When we use Trainer
to build a language model with MLM, based on which model we use (suppose DistilBERT), do we use the pre-trained weights in Trainer
or weights are supposed to be updated from scrach?
You can do either – it depends on how you create your model. Trainer just handles the training aspect, not the model initialization.
# Model randomly initialized (starting from scratch)
config = AutoConfig.for_model("distilbert")
# Update config if you'd like
# config.update({"param": value})
model = AutoModelForMaskedLM.from_config(config)

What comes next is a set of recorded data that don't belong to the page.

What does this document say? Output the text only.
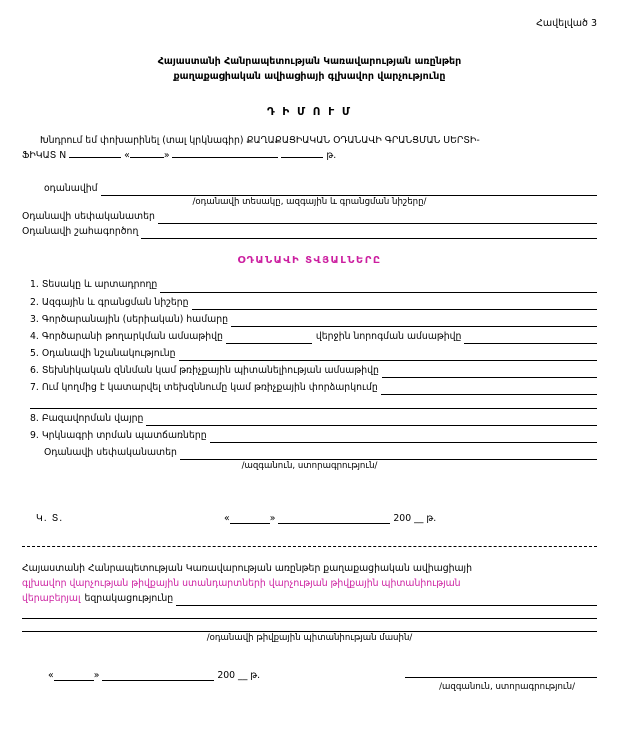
Հավելված 3
Հայաստանի Հանրապետության Կառավարության առընթեր
քաղաքացիական ավիացիայի գլխավոր վարչությունը
Դ Ի Մ Ո Ւ Մ
Խնդրում եմ փոխարինել (տալ կրկնագիր) ՔԱՂԱՔԱՑԻԱԿԱՆ ՕԴԱՆԱՎԻ ԳՐԱՆՑՄԱՆ ՍԵՐՏԻ-
ՖԻԿԱՏ N	«	»	թ.
օդանավիմ
/օդանավի տեսակը, ազգային և գրանցման նիշերը/
Օդանավի սեփականատեր
Օդանավի շահագործող
ՕԴԱՆԱՎԻ ՏՎՅԱԼՆԵՐԸ
1. Տեսակը և արտադրողը
2. Ազգային և գրանցման նիշերը
3. Գործարանային (սերիական) համարը
4. Գործարանի թողարկման ամսաթիվը	վերջին նորոգման ամսաթիվը
5. Օդանավի նշանակությունը
6. Տեխնիկական զննման կամ թռիչքային պիտանելիության ամսաթիվը
7. Ում կողմից է կատարվել տեխզննումը կամ թռիչքային փորձարկումը
8. Բազավորման վայրը
9. Կրկնագրի տրման պատճառները
Օդանավի սեփականատեր
/ազգանուն, ստորագրություն/
Կ. Տ.	«	»	200 __ թ.
Հայաստանի Հանրապետության Կառավարության առընթեր քաղաքացիական ավիացիայի
գլխավոր վարչության թիվքային ստանդարտների վարչության թիվքային պիտանիության
վերաբերյալ եզրակացությունը
/օդանավի թիվքային պիտանիության մասին/
«	»	200 __ թ.
/ազգանուն, ստորագրություն/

# Model from a pre-trained checkpoint
model = AutoModelForMaskedLM.from_pretrained("distilbert-base-cased")
# Put model in Trainer
trainer = Trainer(model=model)
Unless you have a huge amount of data that is very different than what pre-trained models were trained on, I wouldn’t recommend starting from scratch.
Start from scratch when you are creating a model for a niche domain like a low-resource language.
Start from a pre-trained model if your text is in a high-resource language (like English) but the jargon might be very specific (like scientific texts). There are enough fundamental similarities that you’ll save compute and time by starting from a pre-trained model.
True, I was going to do Sentiment Analysis over some text data, but whatever model that I tested, it over-fitted and I did not get any good result on validation data. So, I decided to train a DistilBERT model based on my own data, but I do not know whether the model start training with pre-trained weights or by random weights from scratch.
Thanks.